Bug 181647

A null pointer dereference in netfilter can cause the kernel to crash when processing certain connections. This bug can be triggered remotely. In addition, as a result of a bug in the cpuset_tasks_read function, users logged onto the system can read part of the kernel memory. This may allow an attacker to access protected information. Finally the kernel also harbours a bug which affects the way seeds for generating random numbers are generated where the system has no entropy source. This may result in applications which rely on random number generators being less secure.

Comment 2 Christian Heim (RETIRED) 2007-06-11 16:45:23 UTC

This also applies to Linux 2.6.20 (bugs supposedly fixed in 2.6.20.13).

Here are the git diffs for the respective CVE's:

random: fix error in entropy extraction (CVE-2007-2453 1 of 2)
Git-ID: 602b6aeefe8932dd8bb15014e8fe6bb25d736361
http://git.kernel.org/?p=linux/kernel/git/stable/linux-2.6.20.y.git;a=commitdiff;h=54bb290bb2bad45d45cae1399181a233ffbc487b
http://git.kernel.org/?p=linux/kernel/git/stable/linux-2.6.21.y.git;a=commitdiff;h=374f167dfb97c1785515a0c41e32a66b414859a8

random: fix seeding with zero entropy (CVE-2007-2453 2 of 2)
Git-ID: 7f397dcdb78d699a20d96bfcfb595a2411a5bbd2
http://git.kernel.org/?p=linux/kernel/git/stable/linux-2.6.20.y.git;a=commitdiff;h=f5939fcd7378c7a26cc8101dff373c90d269d769
http://git.kernel.org/?p=linux/kernel/git/stable/linux-2.6.21.y.git;a=commitdiff;h=7bd369b1346bf7f15bba42ddf369fb79fe759b50

cpuset: prevent information leak in cpuset_tasks_read (CVE-2007-2875)
Git-ID: 85badbdf5120d246ce2bb3f1a7689a805f9c9006
http://git.kernel.org/?p=linux/kernel/git/stable/linux-2.6.20.y.git;a=commitdiff;h=6a5357887e4ebfd9c0f472cffc58bcdf426f4cad
http://git.kernel.org/?p=linux/kernel/git/stable/linux-2.6.21.y.git;a=commitdiff;h=c23e7e4c94647c2c47d2c835b21cc7d745f62d05

NETFILTER: {ip, nf}_conntrack_sctp: fix remotely triggerable NULL ptr dereference (CVE-2007-2876)
Git-ID: Not yet upstream
http://git.kernel.org/?p=linux/kernel/git/stable/linux-2.6.20.y.git;a=commitdiff;h=13ad357c616a85828fa224c0876a393d1dd6f59f
http://git.kernel.org/?p=linux/kernel/git/stable/linux-2.6.21.y.git;a=commitdiff;h=8c640bd0c68201dd0d71b78a07bb224973580ad3

Comment 3 Christian Faulhammer (RETIRED) 2007-06-19 07:44:46 UTC

This is fixed in 2.6.20-r9, not yet stable though.

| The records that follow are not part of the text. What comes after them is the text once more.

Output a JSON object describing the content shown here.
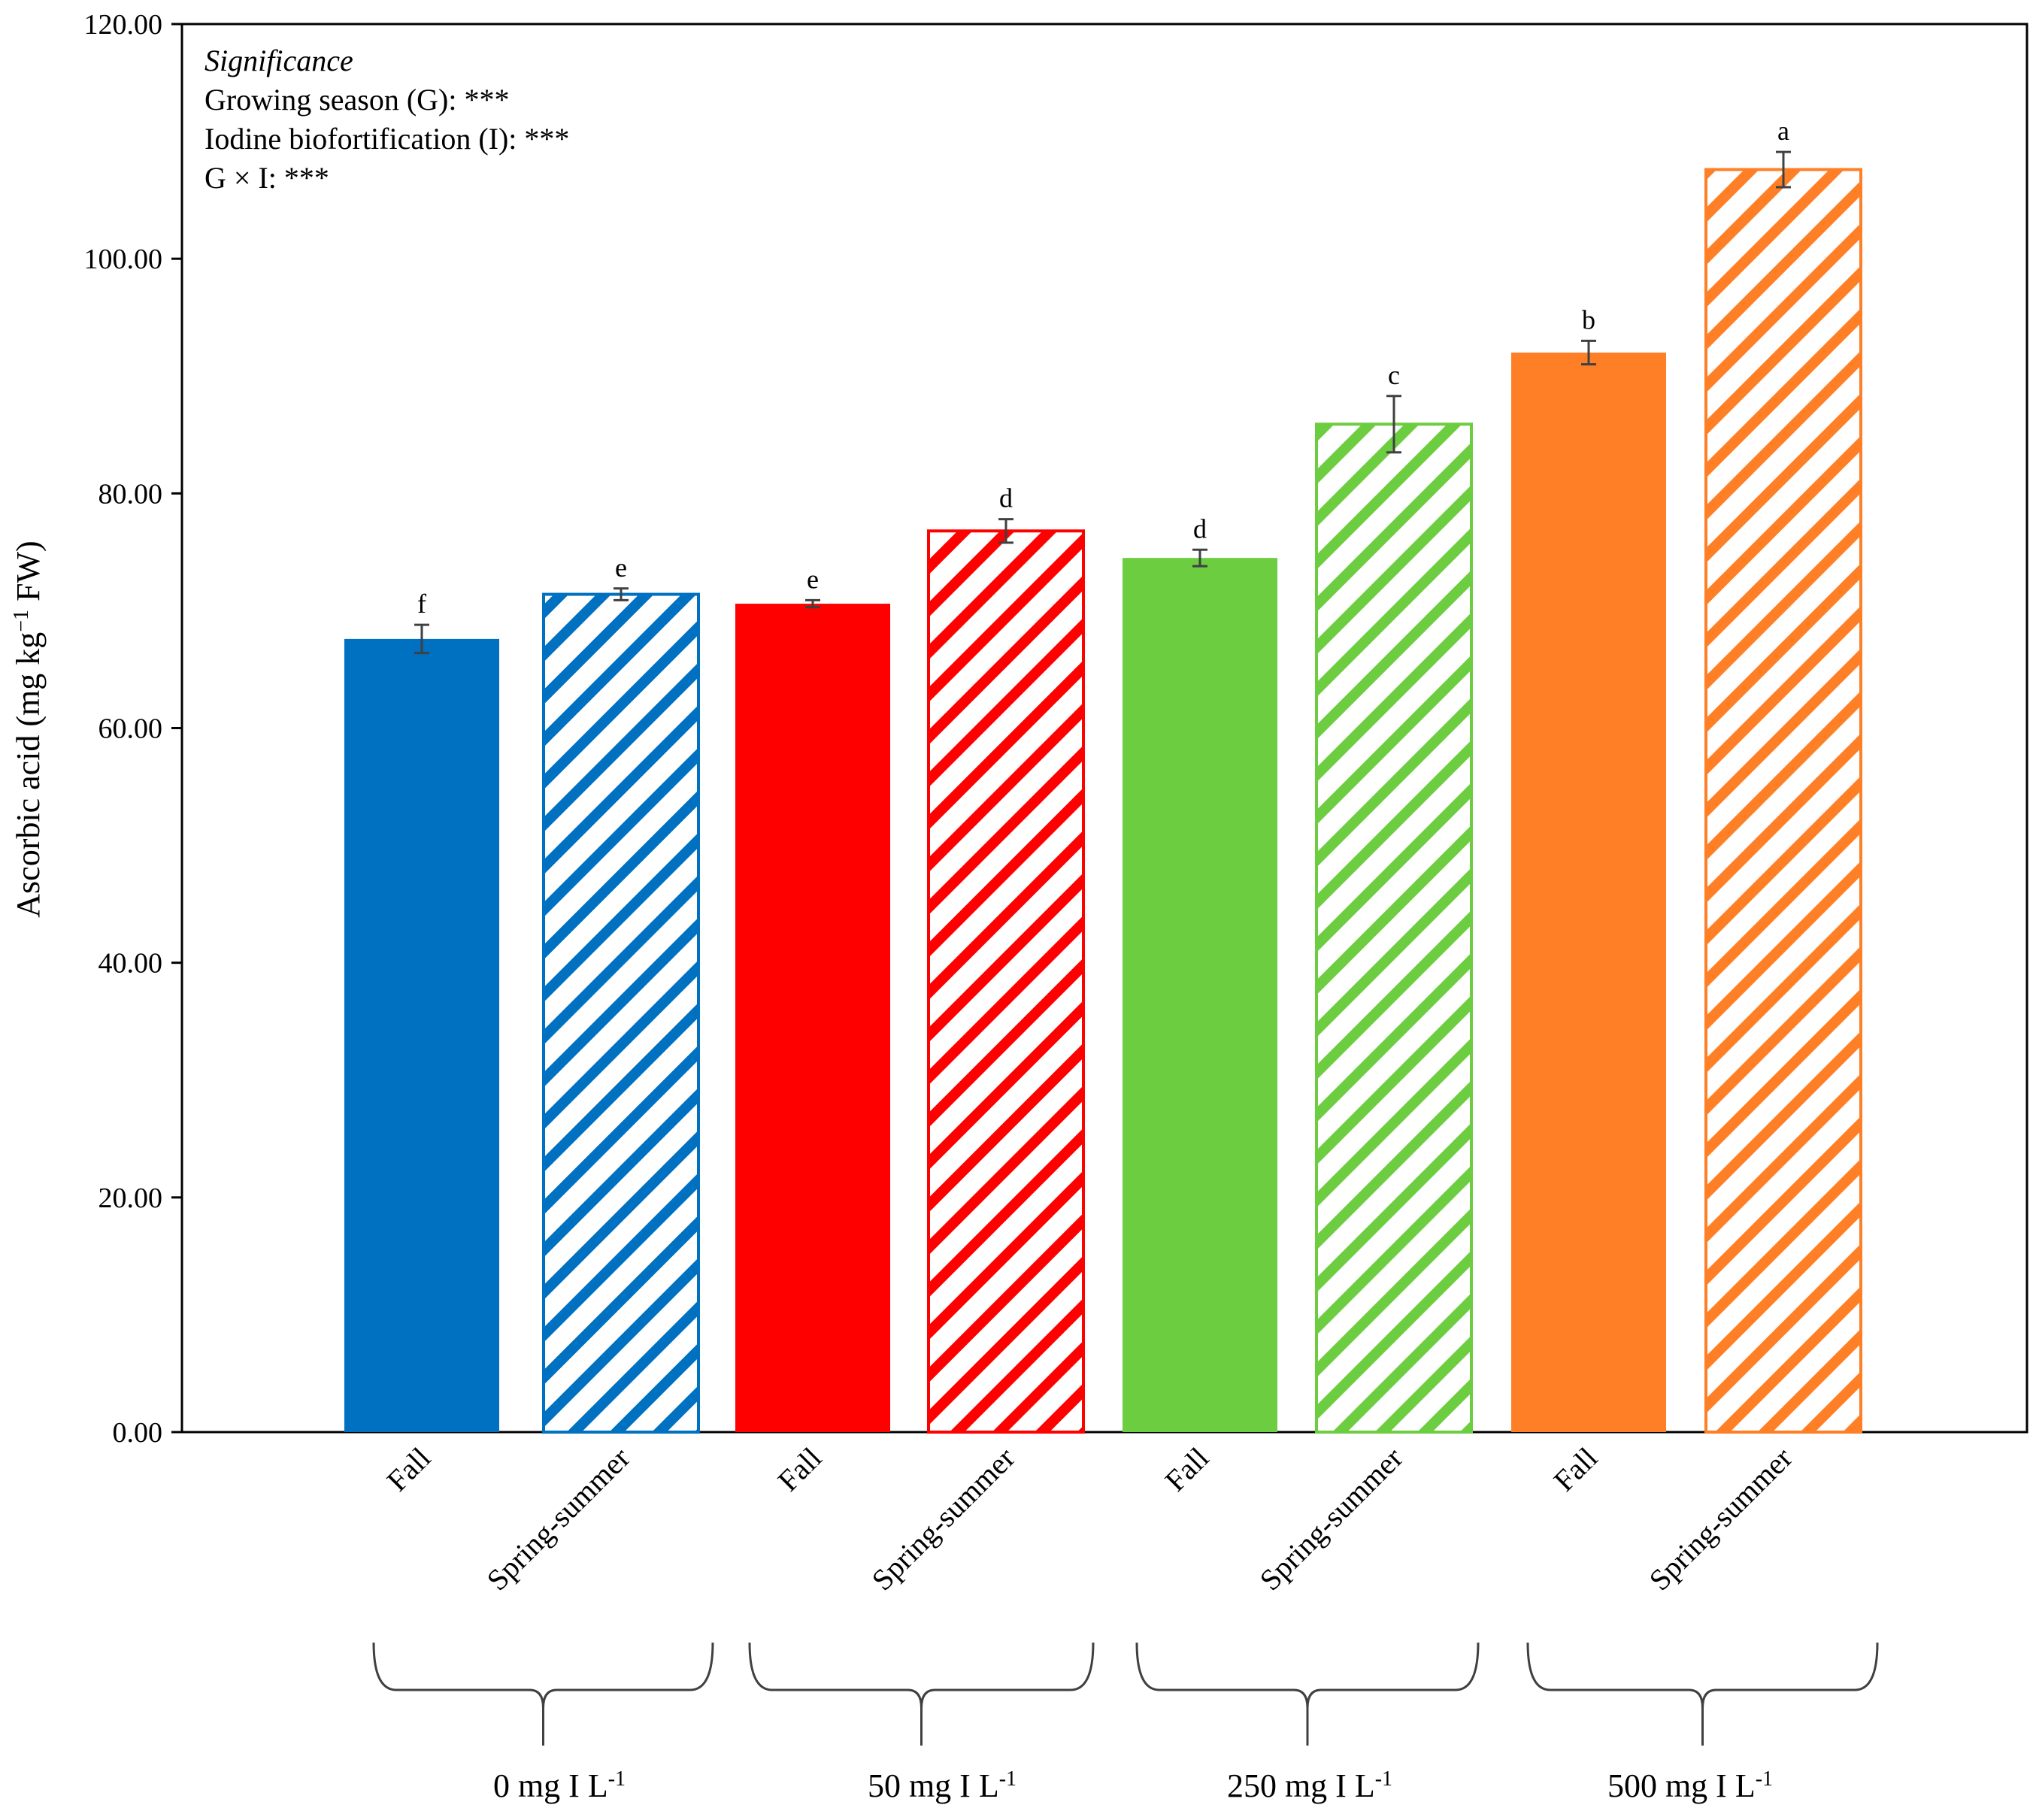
{
  "chart_data": {
    "type": "bar",
    "ylabel": "Ascorbic acid (mg kg",
    "ylabel_sup": "−1",
    "ylabel_tail": " FW)",
    "ylim": [
      0,
      120
    ],
    "yticks": [
      "0.00",
      "20.00",
      "40.00",
      "60.00",
      "80.00",
      "100.00",
      "120.00"
    ],
    "significance": {
      "title": "Significance",
      "lines": [
        "Growing season (G): ***",
        "Iodine biofortification (I): ***",
        "G × I: ***"
      ]
    },
    "groups": [
      {
        "label": "0 mg I L",
        "sup": "-1",
        "color": "#0070c0"
      },
      {
        "label": "50 mg I L",
        "sup": "-1",
        "color": "#ff0000"
      },
      {
        "label": "250 mg I L",
        "sup": "-1",
        "color": "#6dcd40"
      },
      {
        "label": "500 mg I L",
        "sup": "-1",
        "color": "#ff7f27"
      }
    ],
    "bars": [
      {
        "category": "Fall",
        "group": 0,
        "hatched": false,
        "value": 67.6,
        "error": 1.2,
        "letter": "f"
      },
      {
        "category": "Spring-summer",
        "group": 0,
        "hatched": true,
        "value": 71.4,
        "error": 0.5,
        "letter": "e"
      },
      {
        "category": "Fall",
        "group": 1,
        "hatched": false,
        "value": 70.6,
        "error": 0.3,
        "letter": "e"
      },
      {
        "category": "Spring-summer",
        "group": 1,
        "hatched": true,
        "value": 76.8,
        "error": 1.0,
        "letter": "d"
      },
      {
        "category": "Fall",
        "group": 2,
        "hatched": false,
        "value": 74.5,
        "error": 0.7,
        "letter": "d"
      },
      {
        "category": "Spring-summer",
        "group": 2,
        "hatched": true,
        "value": 85.9,
        "error": 2.4,
        "letter": "c"
      },
      {
        "category": "Fall",
        "group": 3,
        "hatched": false,
        "value": 92.0,
        "error": 1.0,
        "letter": "b"
      },
      {
        "category": "Spring-summer",
        "group": 3,
        "hatched": true,
        "value": 107.6,
        "error": 1.5,
        "letter": "a"
      }
    ],
    "legend": "none",
    "grid": false
  }
}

Comment 4 Matt Drew (RETIRED) 2007-07-16 17:49:23 UTC

*** Bug 185449 has been marked as a duplicate of this bug. ***

Comment 5 Robert Buchholz (RETIRED) 2007-11-16 00:08:27 UTC

Is this bug still valid?

Comment 6 Christian Faulhammer (RETIRED) 2008-01-23 07:51:41 UTC

Newer version who address the problem have long gone stable...so closing.

Comment 7 Bjoern Tropf (RETIRED) 2009-07-22 14:10:07 UTC

Interval chosen in a way to match all three CVE's.
(CVE-2007-2453 and CVE-2007-2876 have been, respectively, backported in 2.6.16.55-rc1 and 2.6.16.53-rc1, too.)